Others will memorialize in detail his very considerable academic achievements. His personal history was remarkable. Vermes was born into an assimilated Hungarian Jewish family, who converted to Catholicism when he was a child. He was able to survive the war in Catholic seminaries, although both of his parents perished in Auschwitz. He was ordained as a Catholic priest, and after the war, at the University of Louvain, became the Church's expert on the newly-discovered Dead Sea Scrolls. (The first editions of his works on the DSS bore the Catholic imprimatur!). However, his academic work lead him to personally reassess his Catholic faith, and he moved to the UK, as a lecturer at Newcastle University, where for a time he was a member of a small Protestant church. At some point he left Christianity - but not Jesus - altogether, and, rather gingerly, identified as a Liberal Jew, although he rarely, if ever, identified with any Jewish community. In 1965 he was appointed to Oxford University, becoming Reader in Jewish Studies in the early 1970's (the successor to Cecil Roth) and then the first full Professor - appointments that scandalised the Anglo-Jewish 'Establishment'.
He had two academic passions - the Dead Sea Scrolls and the Jewish background of Jesus and early Christianity. Vermes was a meticulous scholar with a profound knowledge of inter-testamental Jewish literature, Midrash and rabbinic writings. He knew Talmud thoroughly, but in a totally academic fashion. He was personally responsible for forcing a revision of conventional Christology through his widely-read book, 'Jesus the Jew', and his subsequent works, where he portrayed Jesus as a sort of Galilean 'maggid' in a circle of charismatic rabbis including Honi haMa'agal and others. He showed the rabbinic and midrashic origins and techniques of the teachings of Jesus as preserved in the Gospels, and, although never promoting any religious agenda (what exactly did he believe?), championed Jesus as a revolutionary and profound ethical teacher. In a diffferent field, he did enormous work on the Dead Sea Scrolls, including translation of the complete corpus. Under his influence, 'Jewish Studies' at Oxford (and in the UK generally) became identified with what he termed the 'Intertestamental period'. He raised a generation of academic disciples.
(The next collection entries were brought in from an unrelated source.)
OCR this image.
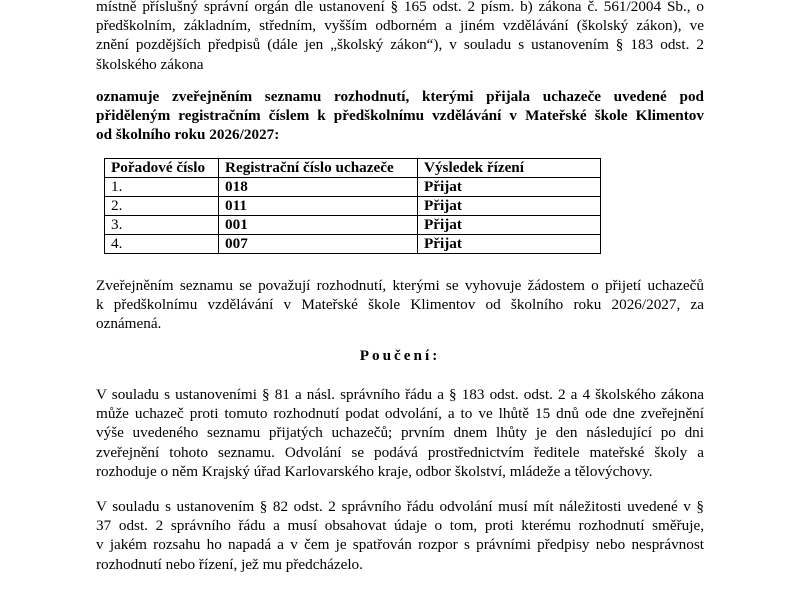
místně příslušný správní orgán dle ustanovení § 165 odst. 2 písm. b) zákona č. 561/2004 Sb., o
předškolním, základním, středním, vyšším odborném a jiném vzdělávání (školský zákon), ve
znění pozdějších předpisů (dále jen „školský zákon“), v souladu s ustanovením § 183 odst. 2
školského zákona
oznamuje zveřejněním seznamu rozhodnutí, kterými přijala uchazeče uvedené pod
přiděleným registračním číslem k předškolnímu vzdělávání v Mateřské škole Klimentov
od školního roku 2026/2027:
Pořadové číslo	Registrační číslo uchazeče	Výsledek řízení
1.	018	Přijat
2.	011	Přijat
3.	001	Přijat
4.	007	Přijat
Zveřejněním seznamu se považují rozhodnutí, kterými se vyhovuje žádostem o přijetí uchazečů
k předškolnímu vzdělávání v Mateřské škole Klimentov od školního roku 2026/2027, za
oznámená.

Poučení:

V souladu s ustanoveními § 81 a násl. správního řádu a § 183 odst. odst. 2 a 4 školského zákona
může uchazeč proti tomuto rozhodnutí podat odvolání, a to ve lhůtě 15 dnů ode dne zveřejnění
výše uvedeného seznamu přijatých uchazečů; prvním dnem lhůty je den následující po dni
zveřejnění tohoto seznamu. Odvolání se podává prostřednictvím ředitele mateřské školy a
rozhoduje o něm Krajský úřad Karlovarského kraje, odbor školství, mládeže a tělovýchovy.
V souladu s ustanovením § 82 odst. 2 správního řádu odvolání musí mít náležitosti uvedené v §
37 odst. 2 správního řádu a musí obsahovat údaje o tom, proti kterému rozhodnutí směřuje,
v jakém rozsahu ho napadá a v čem je spatřován rozpor s právními předpisy nebo nesprávnost
rozhodnutí nebo řízení, jež mu předcházelo.
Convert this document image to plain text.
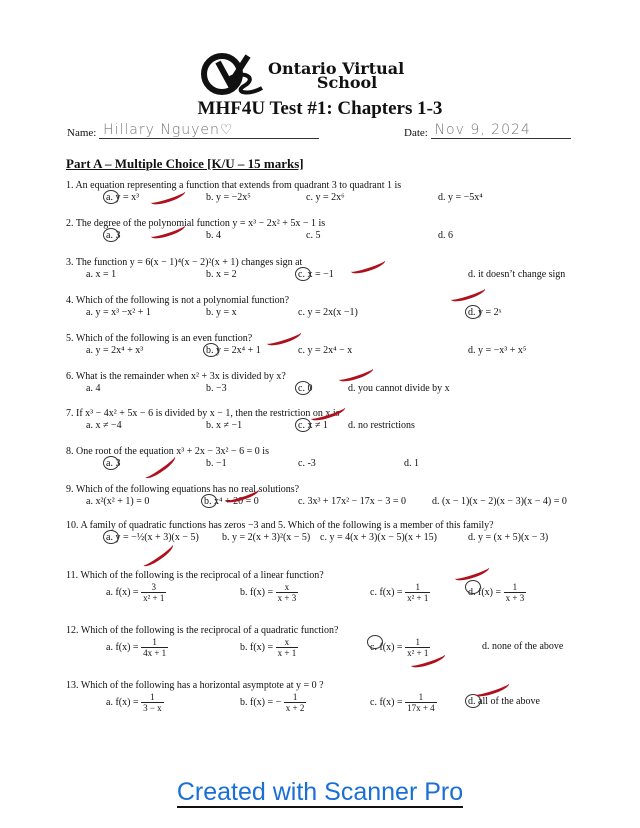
Ontario Virtual
School
MHF4U Test #1: Chapters 1-3
Name: Hillary Nguyen♡	Date: Nov 9, 2024
Part A – Multiple Choice [K/U – 15 marks]
1. An equation representing a function that extends from quadrant 3 to quadrant 1 is
a. y = x³	b. y = −2x⁵	c. y = 2x⁶	d. y = −5x⁴
2. The degree of the polynomial function y = x³ − 2x² + 5x − 1 is
a. 3	b. 4	c. 5	d. 6
3. The function y = 6(x − 1)⁴(x − 2)²(x + 1) changes sign at
a. x = 1	b. x = 2	c. x = −1	d. it doesn’t change sign
4. Which of the following is not a polynomial function?
a. y = x³ −x² + 1	b. y = x	c. y = 2x(x −1)	d. y = 2ˣ
5. Which of the following is an even function?
a. y = 2x⁴ + x³	b. y = 2x⁴ + 1	c. y = 2x⁴ − x	d. y = −x³ + x⁵
6. What is the remainder when x² + 3x is divided by x?
a. 4	b. −3	c. 0	d. you cannot divide by x
7. If x³ − 4x² + 5x − 6 is divided by x − 1, then the restriction on x is
a. x ≠ −4	b. x ≠ −1	c. x ≠ 1 d. no restrictions
8. One root of the equation x³ + 2x − 3x² − 6 = 0 is
a. 3	b. −1	c. -3	d. 1
9. Which of the following equations has no real solutions?
a. x²(x² + 1) = 0	b. x⁴ + 20 = 0	c. 3x³ + 17x² − 17x − 3 = 0	d. (x − 1)(x − 2)(x − 3)(x − 4) = 0
10. A family of quadratic functions has zeros −3 and 5. Which of the following is a member of this family?
a. y = −½(x + 3)(x − 5) b. y = 2(x + 3)²(x − 5) c. y = 4(x + 3)(x − 5)(x + 15)	d. y = (x + 5)(x − 3)
11. Which of the following is the reciprocal of a linear function?
a. $f(x) = \frac{3}{\text{x² + 1}}$	b. $f(x) = \frac{x}{x + 3}$	c. $f(x) = \frac{1}{\text{x² + 1}}$	d. $f(x) = \frac{1}{x + 3}$
12. Which of the following is the reciprocal of a quadratic function?
a. $f(x) = \frac{1}{4x + 1}$	b. $f(x) = \frac{x}{x + 1}$	c. $f(x) = \frac{1}{\text{x² + 1}}$	d. none of the above
13. Which of the following has a horizontal asymptote at y = 0 ?
a. $f(x) = \frac{1}{3 - x}$	b. f(x) = − $\frac{1}{x + 2}$	c. $f(x) = \frac{1}{17x + 4}$	d. all of the above
Created with Scanner Pro
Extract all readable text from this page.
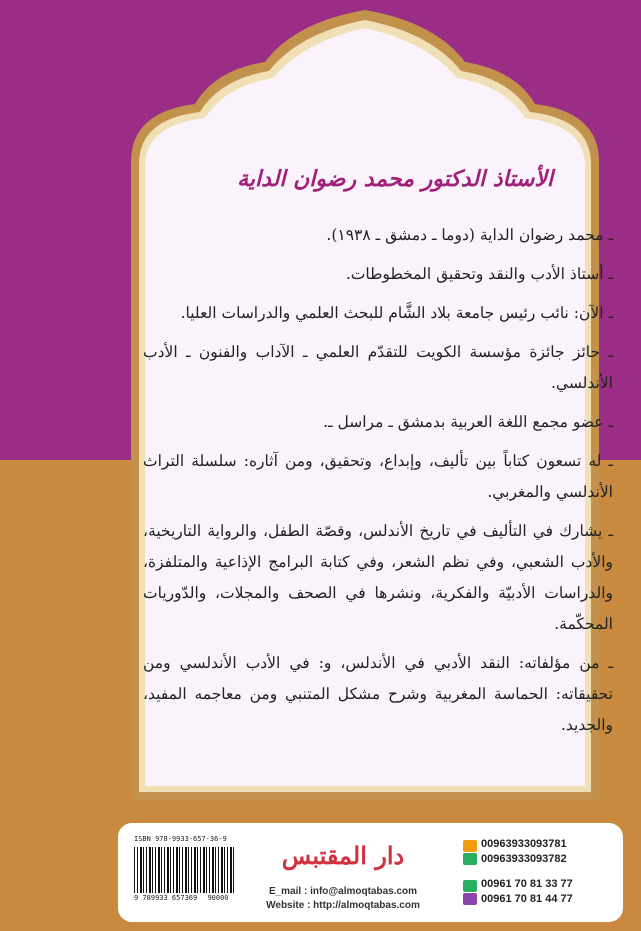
الأستاذ الدكتور محمد رضوان الداية

ـ محمد رضوان الداية (دوما ـ دمشق ـ ١٩٣٨).

ـ أستاذ الأدب والنقد وتحقيق المخطوطات.

ـ الآن: نائب رئيس جامعة بلاد الشَّام للبحث العلمي والدراسات العليا.

ـ حائز جائزة مؤسسة الكويت للتقدّم العلمي ـ الآداب والفنون ـ الأدب الأندلسي.

ـ عضو مجمع اللغة العربية بدمشق ـ مراسل ـ.

ـ له تسعون كتاباً بين تأليف، وإبداع، وتحقيق، ومن آثاره: سلسلة التراث الأندلسي والمغربي.

ـ يشارك في التأليف في تاريخ الأندلس، وقصّة الطفل، والرواية التاريخية، والأدب الشعبي، وفي نظم الشعر، وفي كتابة البرامج الإذاعية والمتلفزة، والدراسات الأدبيّة والفكرية، ونشرها في الصحف والمجلات، والدّوريات المحكّمة.

ـ من مؤلفاته: النقد الأدبي في الأندلس، و: في الأدب الأندلسي ومن تحقيقاته: الحماسة المغربية وشرح مشكل المتنبي ومن معاجمه المفيد، والجديد.

ISBN 978-9933-657-36-9
9 789933 657369 90000
دار المقتبس
E_mail : info@almoqtabas.com
Website : http://almoqtabas.com
00963933093781
00963933093782
00961 70 81 33 77
00961 70 81 44 77
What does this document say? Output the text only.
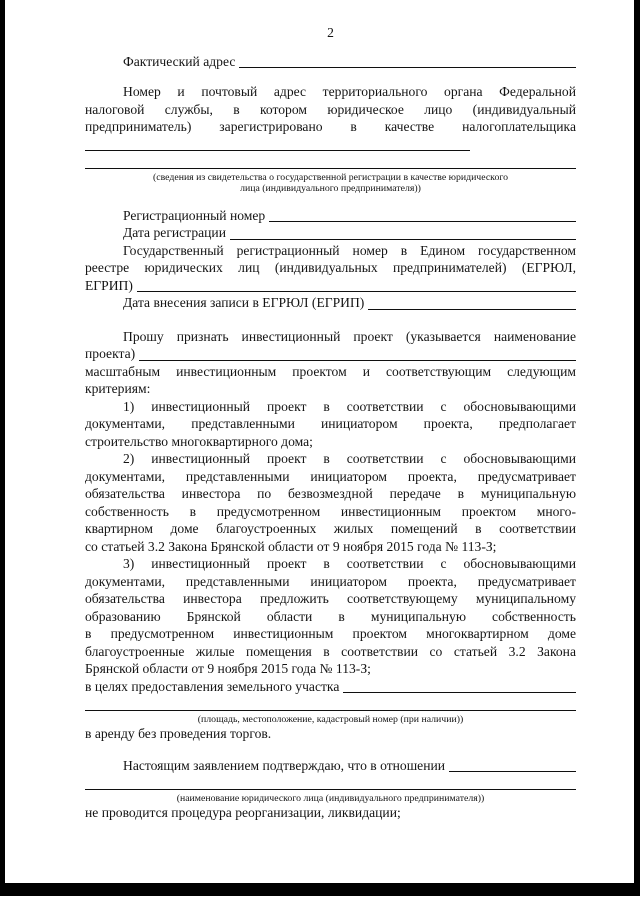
2
Фактический адрес
Номер и почтовый адрес территориального органа Федеральной
налоговой службы, в котором юридическое лицо (индивидуальный
предприниматель) зарегистрировано в качестве налогоплательщика
(сведения из свидетельства о государственной регистрации в качестве юридического лица (индивидуального предпринимателя))
Регистрационный номер
Дата регистрации
Государственный регистрационный номер в Едином государственном
реестре юридических лиц (индивидуальных предпринимателей) (ЕГРЮЛ,
ЕГРИП)
Дата внесения записи в ЕГРЮЛ (ЕГРИП)
Прошу признать инвестиционный проект (указывается наименование
проекта)
масштабным инвестиционным проектом и соответствующим следующим
критериям:
1) инвестиционный проект в соответствии с обосновывающими
документами, представленными инициатором проекта, предполагает
строительство многоквартирного дома;
2) инвестиционный проект в соответствии с обосновывающими
документами, представленными инициатором проекта, предусматривает
обязательства инвестора по безвозмездной передаче в муниципальную
собственность в предусмотренном инвестиционным проектом много-
квартирном доме благоустроенных жилых помещений в соответствии
со статьей 3.2 Закона Брянской области от 9 ноября 2015 года № 113-З;
3) инвестиционный проект в соответствии с обосновывающими
документами, представленными инициатором проекта, предусматривает
обязательства инвестора предложить соответствующему муниципальному
образованию Брянской области в муниципальную собственность
в предусмотренном инвестиционным проектом многоквартирном доме
благоустроенные жилые помещения в соответствии со статьей 3.2 Закона
Брянской области от 9 ноября 2015 года № 113-З;
в целях предоставления земельного участка
(площадь, местоположение, кадастровый номер (при наличии))
в аренду без проведения торгов.
Настоящим заявлением подтверждаю, что в отношении
(наименование юридического лица (индивидуального предпринимателя))
не проводится процедура реорганизации, ликвидации;
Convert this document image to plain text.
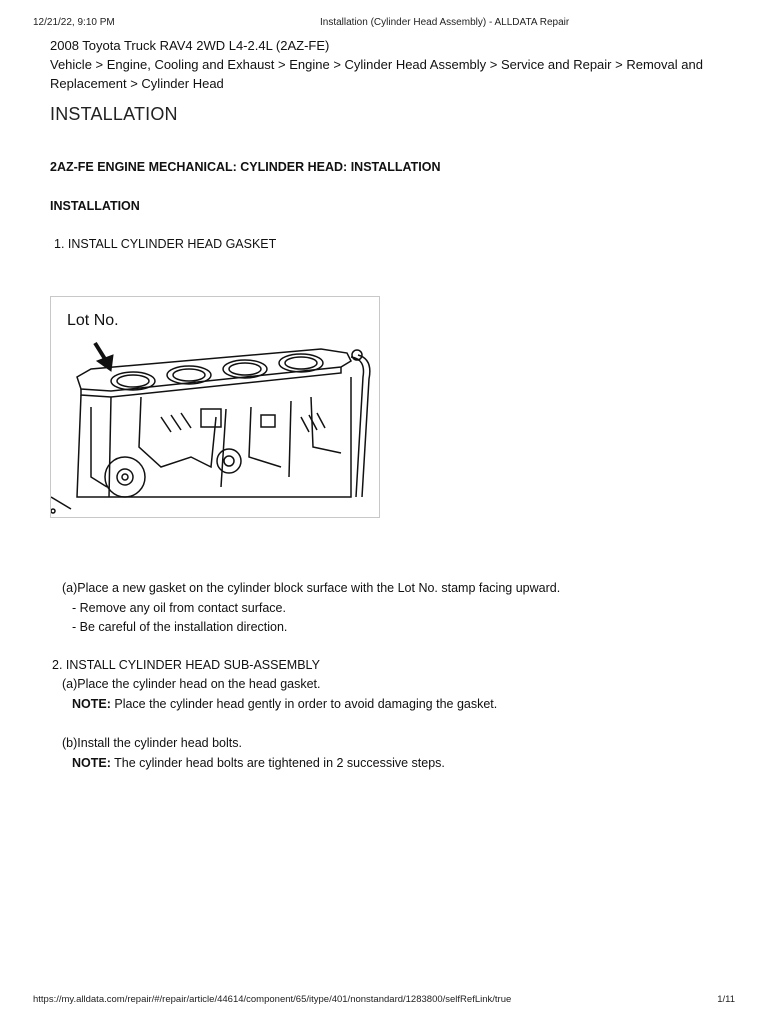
12/21/22, 9:10 PM	Installation (Cylinder Head Assembly) - ALLDATA Repair

2008 Toyota Truck RAV4 2WD L4-2.4L (2AZ-FE)

Vehicle > Engine, Cooling and Exhaust > Engine > Cylinder Head Assembly > Service and Repair > Removal and Replacement > Cylinder Head

INSTALLATION

2AZ-FE ENGINE MECHANICAL: CYLINDER HEAD: INSTALLATION

INSTALLATION

1. INSTALL CYLINDER HEAD GASKET

Lot No.
(a)Place a new gasket on the cylinder block surface with the Lot No. stamp facing upward.
- Remove any oil from contact surface.
- Be careful of the installation direction.
2. INSTALL CYLINDER HEAD SUB-ASSEMBLY
(a)Place the cylinder head on the head gasket.
NOTE: Place the cylinder head gently in order to avoid damaging the gasket.
(b)Install the cylinder head bolts.
NOTE: The cylinder head bolts are tightened in 2 successive steps.
https://my.alldata.com/repair/#/repair/article/44614/component/65/itype/401/nonstandard/1283800/selfRefLink/true	1/11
As a graduate student in the early 1970's, sitting in his seminars on Pirkei Avot at the Oriental Institute in Oxford was a remarkable experience. In a soft, hissing Hungarian-accented English, he minutely analysed every personality and every saying in its historical, religious and political context. He was totally immersed in the world of the Rabbis, even as he was the most unrabbinical figure one could imagine. Until very late in life, he was extremely reticent about his personal life, and about his personal identity. About the only time I ever heard him allude to his rather bizarre life journey was once when he recalled his Newcastle days, going to the Yeshivah bookshop in Gateshead ('Lehmann's') to find some obsecure Midrashic texts, giggling as he described the reactions of 'the Yeshivah bochurs' to this 'strange apparition'. His first wife, Pamela, who passed away in 1993, wrote on Martin Buber. They lived outside Oxford, where they had pet Alsatians - who at one point 'adopted' and suckled some kittens. The symbolism was not lost on him.
Vermes was a gentleman, unfailingly courteous to all (although he did not mince words in his academic judgements). He was a scholar who was very independent and very original, but whose every word was carefully substantiated in deep textual proof. It is perplexing to speculate where, and in whose company, he will take his seat in heaven!